Mercúcio – Aonde diabos foi se enfiar Romeu? Não foi para casa na noite passada?
Benvólio – Para a casa dos pais é que não foi; estive falando com seu criado de quarto.
Mercúcio – Ah, aquela Rosalina de sempre, pálida, coração de pedra, atormenta-o de tal modo que ele terminará por enlouquecer.
Benvólio – Teobaldo, parente do velho Capuleto, mandou uma carta à casa do pai de Romeu.
Mercúcio – Um desafio, só pode ser.
Benvólio – Com certeza Romeu responderá.
Mercúcio – Qualquer homem que saiba escrever pode responder a uma carta.
Benvólio – Mas não, ele mesmo vai pessoalmente responder ao autor da carta, para mostrar como, ao ser provocado, também sabe ousar.
Mercúcio – Mas, pobre Romeu, ele já está morto! – apunhalado pelos olhos escuros daquela pálida Rosalina; atingido no ouvido por uma canção de amor; o próprio cerne de seu coração fissurado pela seta do menino-arqueiro, que é cego e praticante de flecha ao alvo. Então te pergunto: é ele o homem certo para enfrentar Teobaldo?
Benvólio – Ora, o que é esse Teobaldo?
Mercúcio – Mais que o Príncipe dos Gatos, isso eu te asseguro. É ele o corajoso capitão das formalidades. Luta como tu cantas, lendo a partitura: obedece aos tempos, aos compassos, ao equilíbrio. Faz pausas nas mínimas, e é um, e é dois, e é três no teu peito: o próprio açougueiro de um botão forrado de seda, um duelista. Um duelista, um cavalheiro de primeira, esgrimista formado, defensor das primeiras causas. Ah, aquele lunge inesquecível! E cada bloqueio! O touché!
Benvólio – O quê?
Mercúcio – A sífilis que têm esses pseudo-excêntricos, cheios de trejeitos, fala ciciada, esnobes afetados, esses que inventam novos sotaques! – Por Deus, que lâmina afiada! – um homem que sabe se impor! – um belo sem-vergonha a ser idolatrado! – Ora, se não é isso uma coisa lamentável, meu velho, que nos vejamos assim afligidos por essas moscas alienígenas, esses inventadores de moda, esses pardonnez-moi que se equilibram tão bem nessas novas formas que não conseguem mais usar um velho banquinho?
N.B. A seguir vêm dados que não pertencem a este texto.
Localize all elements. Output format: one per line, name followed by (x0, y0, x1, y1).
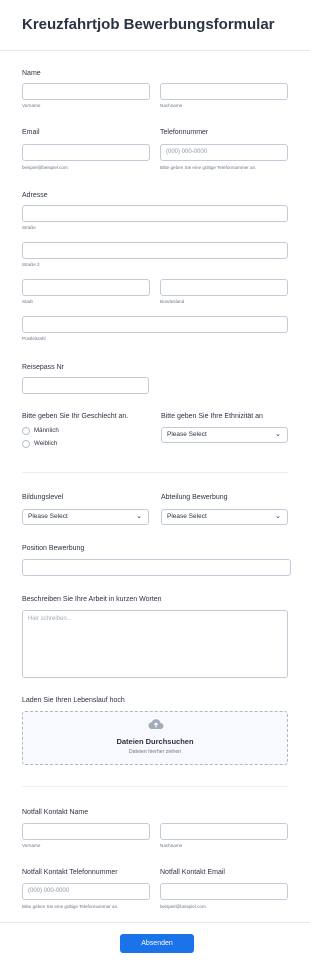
address-label: Adresse (22, 192, 48, 199)
submit-button[interactable]: Absenden (120, 934, 194, 953)
zip-sublabel: Postleitzahl (22, 336, 46, 341)
department-value: Please Select (167, 513, 207, 520)
department-select[interactable]: Please Select ⌄ (161, 509, 288, 525)
department-label: Abteilung Bewerbung (161, 494, 228, 501)
last-name-sublabel: Nachname (160, 103, 183, 108)
street2-sublabel: Straße 2 (22, 262, 40, 267)
emergency-email-input[interactable] (160, 883, 288, 900)
email-input[interactable] (22, 144, 150, 161)
section-divider-1 (22, 472, 288, 473)
city-input[interactable] (22, 279, 150, 296)
education-value: Please Select (28, 513, 68, 520)
radio-female[interactable] (22, 440, 30, 448)
first-name-sublabel: Vorname (22, 103, 41, 108)
email-label: Email (22, 129, 40, 136)
radio-female-label: Weiblich (34, 440, 58, 447)
phone-sublabel: Bitte geben Sie eine gültige Telefonnumm… (160, 165, 257, 170)
emergency-email-sublabel: beispiel@beispiel.com (160, 904, 206, 909)
zip-input[interactable] (22, 316, 288, 333)
section-divider-2 (22, 786, 288, 787)
title-divider (0, 50, 310, 51)
upload-label: Laden Sie Ihren Lebenslauf hoch (22, 697, 125, 704)
upload-dropzone[interactable]: Dateien Durchsuchen Dateien hierher zieh… (22, 711, 288, 765)
gender-label: Bitte geben Sie Ihr Geschlecht an. (22, 413, 129, 420)
emergency-last-name-input[interactable] (160, 823, 288, 840)
state-sublabel: Bundesland (160, 299, 185, 304)
street-input[interactable] (22, 205, 288, 222)
city-sublabel: Stadt (22, 299, 33, 304)
name-label: Name (22, 70, 41, 77)
ethnicity-value: Please Select (167, 431, 207, 438)
emergency-last-name-sublabel: Nachname (160, 843, 183, 848)
emergency-email-label: Notfall Kontakt Email (160, 869, 225, 876)
form-title: Kreuzfahrtjob Bewerbungsformular (22, 16, 275, 33)
phone-label: Telefonnummer (160, 129, 209, 136)
description-textarea[interactable]: Hier schreiben... (22, 610, 288, 678)
upload-browse-text[interactable]: Dateien Durchsuchen (23, 737, 287, 746)
chevron-down-icon: ⌄ (136, 513, 142, 520)
education-label: Bildungslevel (22, 494, 64, 501)
emergency-phone-label: Notfall Kontakt Telefonnummer (22, 869, 118, 876)
ethnicity-label: Bitte geben Sie Ihre Ethnizität an (161, 413, 263, 420)
chevron-down-icon: ⌄ (275, 431, 281, 438)
passport-label: Reisepass Nr (22, 364, 65, 371)
education-select[interactable]: Please Select ⌄ (22, 509, 149, 525)
cloud-upload-icon (148, 719, 164, 730)
radio-male-label: Männlich (34, 427, 59, 434)
emergency-first-name-input[interactable] (22, 823, 150, 840)
last-name-input[interactable] (160, 83, 288, 100)
position-input[interactable] (22, 559, 291, 576)
street-sublabel: Straße (22, 225, 36, 230)
upload-drag-text: Dateien hierher ziehen (128, 749, 182, 755)
footer-divider (0, 922, 310, 923)
radio-male[interactable] (22, 427, 30, 435)
passport-input[interactable] (22, 377, 149, 394)
chevron-down-icon: ⌄ (275, 513, 281, 520)
first-name-input[interactable] (22, 83, 150, 100)
position-label: Position Bewerbung (22, 545, 85, 552)
state-input[interactable] (160, 279, 288, 296)
street2-input[interactable] (22, 242, 288, 259)
emergency-phone-sublabel: Bitte geben Sie eine gültige Telefonnumm… (22, 904, 119, 909)
description-label: Beschreiben Sie Ihre Arbeit in kurzen Wo… (22, 596, 162, 603)
emergency-phone-input[interactable]: (000) 000-0000 (22, 883, 150, 900)
emergency-name-label: Notfall Kontakt Name (22, 809, 89, 816)
ethnicity-select[interactable]: Please Select ⌄ (161, 427, 288, 443)
email-sublabel: beispiel@beispiel.com (22, 165, 68, 170)
emergency-first-name-sublabel: Vorname (22, 843, 41, 848)
phone-input[interactable]: (000) 000-0000 (160, 144, 288, 161)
Ah, eles e suas nádegas afetadas! Ah, eles e seus très bon!
Benvólio – Romeu vem vindo, Romeu vem vindo.
Mercúcio – Sem o "meu", fica um Ro-"dela", e mais parece um arenque defumado, manjuba inerte. – Ah, carne, carne, como estás em peixe morto transformada! – Agora está ele imerso na lírica que desaguava em Petrarca: Laura, em comparação com sua amada, não passa de uma ajudante de cozinha, mas, sim, ela teve quem melhor a cantasse em versos; Dido, uma desajeitada; Cleópatra, uma cigana; Helena e Hero, meretrizes, pessoas baixas; Tisbe, uma criatura insignificante...
Entra Romeu.
Signor Romeu, bon jour! – uma saudação em francês para teu cocô à francesa. Bem que nos passaste para trás ontem à noite.
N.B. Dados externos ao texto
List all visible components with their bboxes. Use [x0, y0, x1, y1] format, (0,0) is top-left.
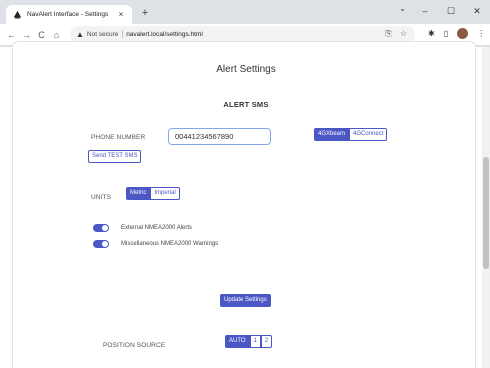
browser-tab[interactable]: NavAlert Interface - Settings × [6, 5, 132, 24]
section-title: ALERT SMS [223, 100, 269, 109]
tab-search-icon[interactable]: ⌄ [399, 4, 406, 13]
misc-warnings-toggle[interactable] [93, 240, 109, 248]
side-panel-icon[interactable]: ▯ [444, 29, 448, 38]
network-selector: 4GXbeam 4GConnect [314, 128, 388, 141]
units-option-metric[interactable]: Metric [126, 187, 151, 200]
tab-strip: NavAlert Interface - Settings × + ⌄ – ☐ … [0, 0, 490, 24]
units-label: UNITS [91, 194, 111, 201]
page-viewport: Alert Settings ALERT SMS PHONE NUMBER 4G… [0, 41, 490, 368]
back-button[interactable]: ← [4, 30, 19, 40]
address-divider: | [121, 31, 124, 38]
network-option-4gxbeam[interactable]: 4GXbeam [314, 128, 350, 141]
share-icon[interactable]: ⎘ [385, 29, 391, 39]
tab-title: NavAlert Interface - Settings [27, 11, 109, 18]
new-tab-button[interactable]: + [138, 6, 152, 20]
toggle-knob [102, 225, 108, 231]
send-test-sms-button[interactable]: Send TEST SMS [88, 150, 142, 163]
phone-number-label: PHONE NUMBER [91, 134, 146, 141]
units-selector: Metric Imperial [126, 187, 180, 200]
toggle-knob [102, 241, 108, 247]
position-source-selector: AUTO 1 2 [225, 335, 273, 348]
tab-close-icon[interactable]: × [116, 10, 126, 19]
bookmark-star-icon[interactable]: ☆ [400, 29, 407, 39]
close-window-button[interactable]: ✕ [464, 0, 490, 22]
page-scrollbar[interactable] [482, 47, 490, 368]
position-source-label: POSITION SOURCE [103, 342, 166, 349]
forward-button[interactable]: → [19, 30, 34, 40]
profile-avatar[interactable] [457, 28, 469, 39]
scrollbar-thumb[interactable] [483, 157, 489, 269]
home-button[interactable]: ⌂ [49, 30, 64, 40]
units-option-imperial[interactable]: Imperial [150, 187, 180, 200]
misc-warnings-label: Miscellaneous NMEA2000 Warnings [121, 241, 219, 247]
minimize-button[interactable]: – [412, 0, 438, 22]
url-text[interactable]: navalert.local/settings.html [126, 31, 203, 38]
warning-icon[interactable]: ▲ [76, 30, 84, 39]
external-alerts-toggle[interactable] [93, 224, 109, 232]
network-option-4gconnect[interactable]: 4GConnect [349, 128, 388, 141]
security-label[interactable]: Not secure [87, 31, 118, 38]
toggle-row-misc-warnings: Miscellaneous NMEA2000 Warnings [93, 240, 218, 248]
browser-window: NavAlert Interface - Settings × + ⌄ – ☐ … [0, 0, 490, 368]
toolbar-actions: ✱ ▯ ⋮ [428, 28, 485, 39]
position-option-auto[interactable]: AUTO [225, 335, 250, 348]
position-option-2[interactable]: 2 [260, 335, 273, 348]
maximize-button[interactable]: ☐ [438, 0, 464, 22]
page-title: Alert Settings [216, 64, 276, 75]
window-controls: – ☐ ✕ [412, 0, 490, 22]
update-settings-button[interactable]: Update Settings [220, 294, 271, 307]
settings-card: Alert Settings ALERT SMS PHONE NUMBER 4G… [12, 41, 476, 368]
address-actions: ⎘ ☆ [385, 29, 407, 39]
navalert-favicon-icon [12, 10, 22, 20]
toggle-row-external-alerts: External NMEA2000 Alerts [93, 224, 192, 232]
reload-button[interactable]: C [34, 30, 49, 40]
position-option-1[interactable]: 1 [249, 335, 261, 348]
browser-menu-icon[interactable]: ⋮ [477, 29, 485, 38]
external-alerts-label: External NMEA2000 Alerts [121, 225, 193, 231]
phone-number-input[interactable] [168, 128, 271, 145]
extensions-icon[interactable]: ✱ [428, 29, 435, 38]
Romeu – Bom dia para vocês dois. Como que os passei para trás?
Mercúcio – Fugiste, homem, fugiste de nós. Não te deste conta?
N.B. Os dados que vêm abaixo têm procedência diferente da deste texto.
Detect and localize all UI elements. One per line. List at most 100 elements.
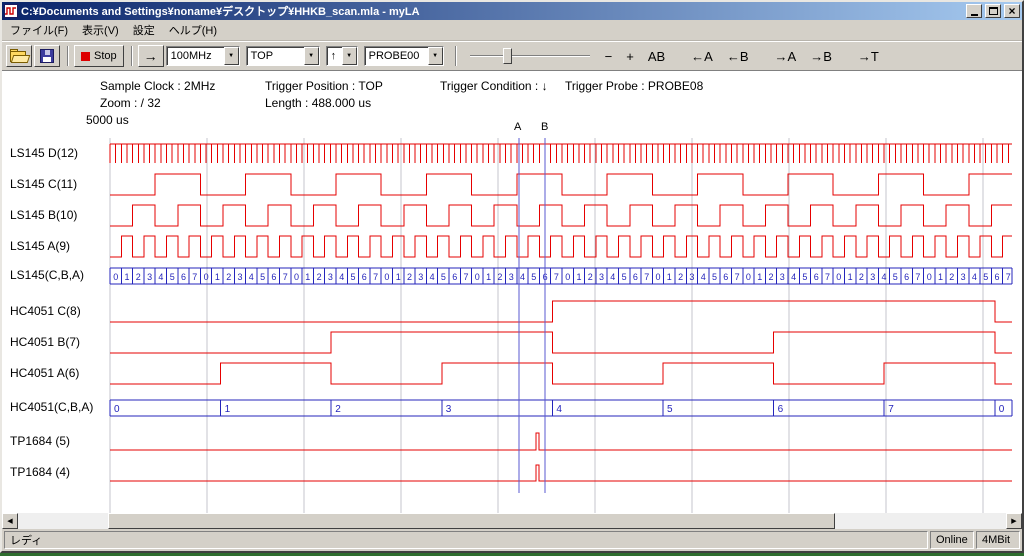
svg-text:2: 2 [335,404,341,415]
waveform-area[interactable]: 0123456701234567012345670123456701234567… [2,138,1024,519]
waveform-canvas[interactable]: 0123456701234567012345670123456701234567… [2,138,1024,519]
channel-label-8: HC4051 A(6) [10,366,79,380]
svg-text:7: 7 [283,272,288,282]
title-bar[interactable]: C:¥Documents and Settings¥noname¥デスクトップ¥… [2,2,1022,20]
svg-text:6: 6 [814,272,819,282]
move-left-to-a-button[interactable]: ←A [687,47,717,66]
cursor-b-label[interactable]: B [541,121,548,133]
maximize-icon [989,7,998,15]
channel-label-5: LS145(C,B,A) [10,268,84,282]
svg-text:7: 7 [373,272,378,282]
toolbar-separator [131,46,133,66]
zoom-in-button[interactable]: + [622,47,638,66]
scrollbar-thumb[interactable] [108,513,835,529]
chevron-down-icon[interactable]: ▼ [342,47,357,65]
svg-text:1: 1 [757,272,762,282]
channel-wave-7 [110,332,1012,353]
svg-text:0: 0 [475,272,480,282]
channel-label-11: TP1684 (4) [10,465,70,479]
svg-text:0: 0 [113,272,118,282]
zoom-out-button[interactable]: − [601,47,617,66]
channel-label-4: LS145 A(9) [10,239,70,253]
horizontal-scrollbar[interactable]: ◀ ▶ [2,513,1022,529]
svg-text:6: 6 [994,272,999,282]
toolbar-separator [67,46,69,66]
move-left-to-b-button[interactable]: ←B [723,47,753,66]
goto-trigger-button[interactable]: →T [854,47,883,66]
trigger-edge-select[interactable]: ↑▼ [326,46,358,66]
cursor-lines[interactable] [519,138,545,493]
svg-text:2: 2 [588,272,593,282]
minimize-button[interactable] [966,4,982,18]
cursor-a-label[interactable]: A [514,121,521,133]
close-button[interactable]: × [1004,4,1020,18]
open-folder-icon [10,49,29,63]
channel-label-10: TP1684 (5) [10,434,70,448]
svg-text:2: 2 [226,272,231,282]
svg-text:6: 6 [633,272,638,282]
save-button[interactable] [34,45,60,67]
trigger-probe-value: PROBE00 [365,47,428,65]
menu-item-1[interactable]: ファイル(F) [3,20,75,40]
menu-item-2[interactable]: 表示(V) [75,20,126,40]
trigger-position-select[interactable]: TOP▼ [246,46,320,66]
open-button[interactable] [6,45,32,67]
svg-text:3: 3 [147,272,152,282]
svg-text:7: 7 [554,272,559,282]
move-right-to-b-button[interactable]: →B [806,47,836,66]
channel-wave-3 [110,205,1012,226]
svg-text:0: 0 [746,272,751,282]
svg-text:3: 3 [780,272,785,282]
svg-text:2: 2 [768,272,773,282]
trigger-probe-select[interactable]: PROBE00▼ [364,46,444,66]
zoom-text: Zoom : / 32 [100,96,161,110]
svg-text:3: 3 [599,272,604,282]
channel-label-1: LS145 D(12) [10,146,78,160]
menu-bar: ファイル(F)表示(V)設定ヘルプ(H) [2,20,1022,41]
app-icon [4,4,18,18]
svg-text:0: 0 [384,272,389,282]
run-button[interactable]: → [138,45,164,67]
minimize-icon [971,14,978,16]
channel-wave-4 [110,236,1012,257]
svg-text:0: 0 [114,404,120,415]
menu-item-4[interactable]: ヘルプ(H) [162,20,224,40]
svg-text:6: 6 [778,404,784,415]
menu-item-3[interactable]: 設定 [126,20,162,40]
svg-text:5: 5 [260,272,265,282]
channel-wave-10 [110,433,1012,450]
svg-text:1: 1 [215,272,220,282]
chevron-down-icon[interactable]: ▼ [304,47,319,65]
ab-cursors-button[interactable]: AB [644,47,669,66]
svg-text:1: 1 [938,272,943,282]
zoom-slider[interactable] [470,46,590,66]
channel-wave-5: 0123456701234567012345670123456701234567… [110,268,1012,284]
run-arrow-icon: → [144,48,158,64]
maximize-button[interactable] [985,4,1001,18]
move-right-to-a-button[interactable]: →A [771,47,801,66]
status-online: Online [930,531,974,549]
toolbar: Stop → 100MHz▼TOP▼↑▼PROBE00▼ −+AB←A←B→A→… [2,41,1022,70]
svg-text:4: 4 [249,272,254,282]
chevron-down-icon[interactable]: ▼ [224,47,239,65]
timescale-label: 5000 us [86,113,129,127]
scrollbar-track[interactable] [18,513,1006,529]
svg-text:4: 4 [610,272,615,282]
svg-text:2: 2 [859,272,864,282]
svg-text:0: 0 [927,272,932,282]
status-bar: レディ Online 4MBit [2,529,1022,551]
status-message: レディ [4,531,928,549]
svg-text:1: 1 [576,272,581,282]
chevron-down-icon[interactable]: ▼ [428,47,443,65]
svg-text:7: 7 [888,404,894,415]
svg-text:3: 3 [689,272,694,282]
stop-button[interactable]: Stop [74,45,124,67]
svg-text:6: 6 [181,272,186,282]
svg-text:1: 1 [848,272,853,282]
channel-label-9: HC4051(C,B,A) [10,400,93,414]
sample-rate-select[interactable]: 100MHz▼ [166,46,240,66]
svg-text:4: 4 [430,272,435,282]
slider-thumb[interactable] [503,48,512,64]
svg-text:5: 5 [170,272,175,282]
svg-text:7: 7 [915,272,920,282]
Romeu – Perdão, meu bom Mercúcio, meu assunto era de grande importância; e, num caso como o meu, qualquer homem deixaria de lado as cortesias.
Mercúcio – É o mesmo que dizer que, num caso como o teu, qualquer homem seria levado a fazer mesuras dentro das calças.
Romeu – O que quer dizer que sua intenção era ser cortês.